The Role of ADCs and Broader Therapeutic Approaches

ADCs are emerging as a promising therapeutic option in resistant lung cancers, including those with EGFR mutations. ADCs can target a broad range of resistance mechanisms independent of the specific mutation, providing a more universal approach for patients lacking identifiable targetable alterations. For example, data from trials of troponin-2 ADCs and datopotamab deruxtecan-dlnk (Datroway;_Daiichi Sankyo, Inc) show response rates of approximately 40% in EGFR-mutant lung cancer, with some durable responses. These agents offer hope for patients whose tumors exhibit complex or polyclonal resistance mechanisms.

The Need for Biomarkers

Despite these advances, a major limitation in treating resistant lung cancers is the lack of predictive biomarkers. Biomarkers are essential for identifying which patients are most likely to benefit from combination therapy, local interventions, ADCs, or novel cellular approaches. Ongoing research aims to discover robust markers to guide treatment decisions and maximize therapeutic benefit while minimizing unnecessary toxicity.
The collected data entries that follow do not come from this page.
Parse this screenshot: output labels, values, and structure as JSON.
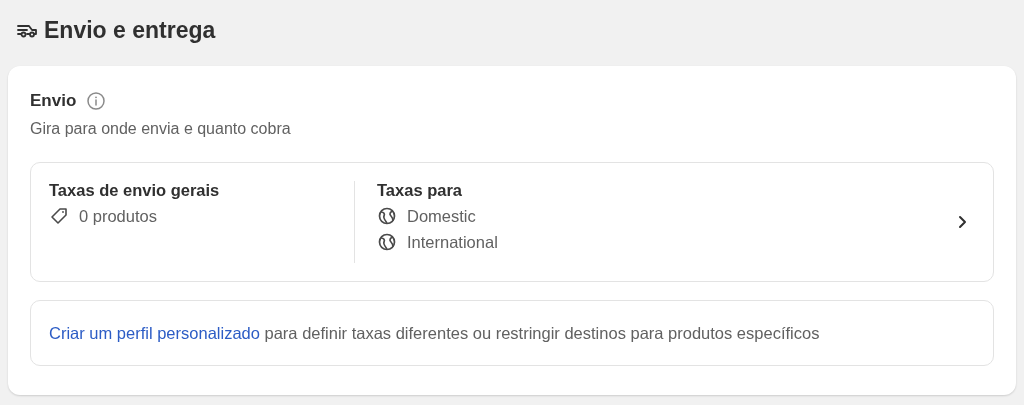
{
  "page_title": "Envio e entrega",
  "section": {
    "title": "Envio",
    "description": "Gira para onde envia e quanto cobra",
    "profile": {
      "title": "Taxas de envio gerais",
      "products": "0 produtos",
      "rates_label": "Taxas para",
      "zones": [
        {
          "name": "Domestic"
        },
        {
          "name": "International"
        }
      ]
    },
    "custom": {
      "link": "Criar um perfil personalizado",
      "text": " para definir taxas diferentes ou restringir destinos para produtos específicos"
    }
  }
}
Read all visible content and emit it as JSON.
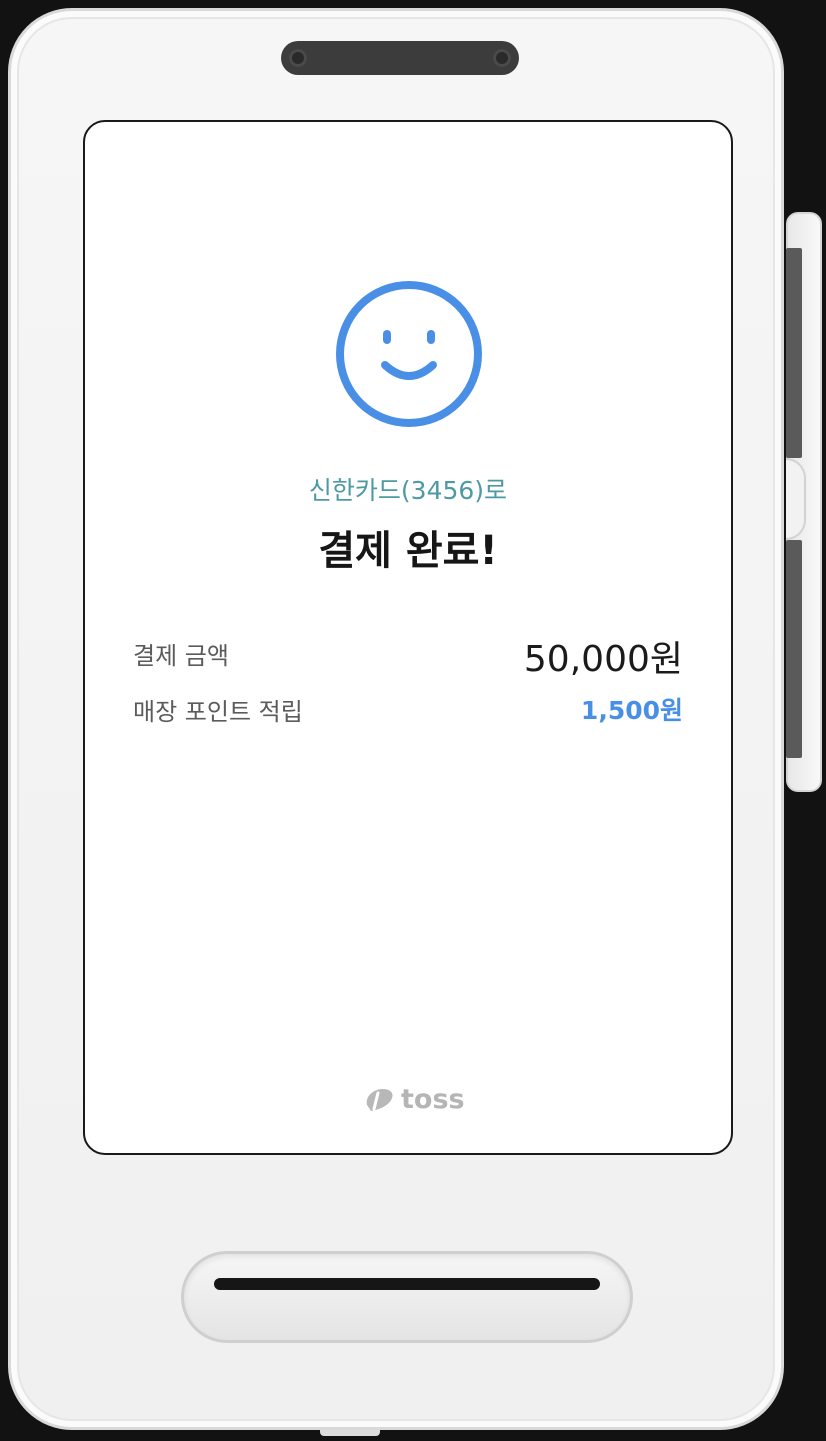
{
  "payment": {
    "card_line": "신한카드(3456)로",
    "title": "결제 완료!",
    "amount_label": "결제  금액",
    "amount_value": "50,000원",
    "points_label": "매장 포인트 적립",
    "points_value": "1,500원"
  },
  "brand": {
    "name": "toss",
    "icon": "toss-logo-icon"
  },
  "icons": {
    "status": "smile-face-icon"
  },
  "colors": {
    "accent_blue": "#4a8fe6",
    "card_text": "#4d9aa4",
    "title_text": "#161616",
    "brand_grey": "#b5b5b5"
  }
}
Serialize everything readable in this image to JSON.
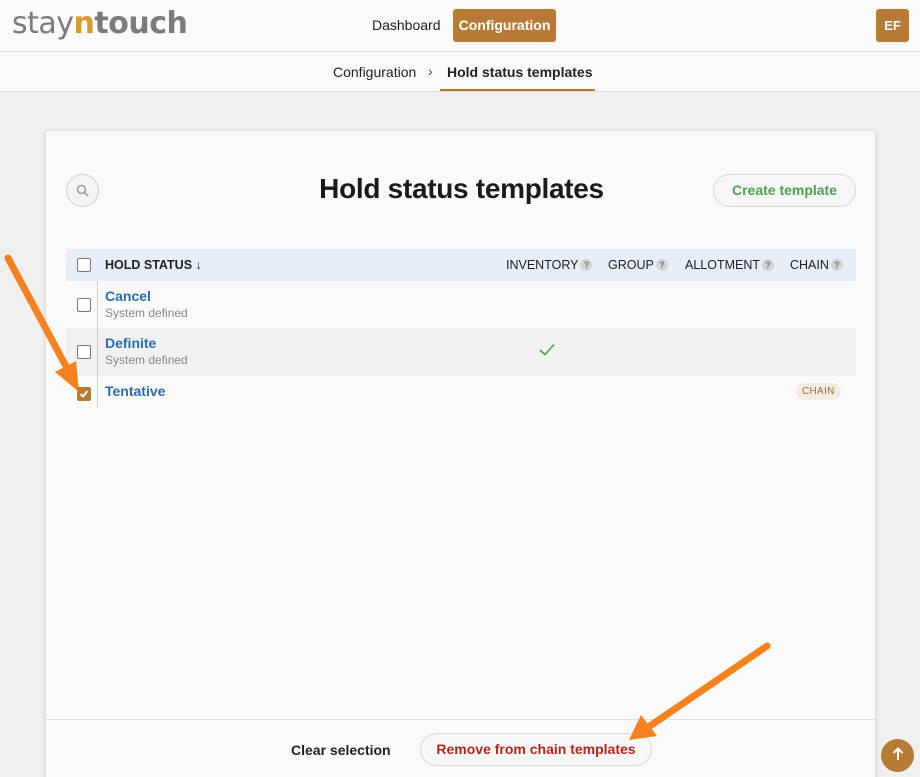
{
  "header": {
    "logo_stay": "stay",
    "logo_n": "n",
    "logo_touch": "touch",
    "nav": {
      "dashboard": "Dashboard",
      "configuration": "Configuration"
    },
    "avatar_initials": "EF"
  },
  "breadcrumb": {
    "parent": "Configuration",
    "separator": "›",
    "current": "Hold status templates"
  },
  "page": {
    "title": "Hold status templates",
    "create_button": "Create template",
    "search_icon": "search-icon"
  },
  "table": {
    "columns": {
      "hold_status": "HOLD STATUS",
      "sort_arrow": "↓",
      "inventory": "INVENTORY",
      "group": "GROUP",
      "allotment": "ALLOTMENT",
      "chain": "CHAIN",
      "help": "?"
    },
    "rows": [
      {
        "name": "Cancel",
        "subtitle": "System defined",
        "selected": false,
        "inventory": false,
        "chain": false
      },
      {
        "name": "Definite",
        "subtitle": "System defined",
        "selected": false,
        "inventory": true,
        "chain": false
      },
      {
        "name": "Tentative",
        "subtitle": "",
        "selected": true,
        "inventory": false,
        "chain": true,
        "chain_badge": "CHAIN"
      }
    ]
  },
  "footer": {
    "clear_selection": "Clear selection",
    "remove_button": "Remove from chain templates"
  },
  "colors": {
    "brand": "#b87b35",
    "link": "#2b6cb0",
    "create": "#4aa24a",
    "danger": "#b3261e",
    "annotation_arrow": "#f5821f"
  }
}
“Careful biomarker-driven strategies will be key to tailoring treatments and improving patient outcomes in resistant lung cancers,” Jänne said.

Conclusion

Drug resistance remains a formidable challenge in advanced lung cancer, but evolving strategies offer new hope. By understanding the origins of resistance—from pre-existing clones to drug-tolerant persistent states—clinicians can better tailor therapy to individual patients. Combination therapies, local interventions, ADCs, and CAR T cells all provide promising avenues to overcome resistance, while ongoing research into biomarkers will be crucial for guiding these approaches.

REFERENCES

Wolf J, Jänne P, Leighl N. Targeting oncogenes in NSCLC. Presented at: European Society for Medical Oncology 2025 Congress. October 17, 2025, to October 21, 2025. Berlin, Germany.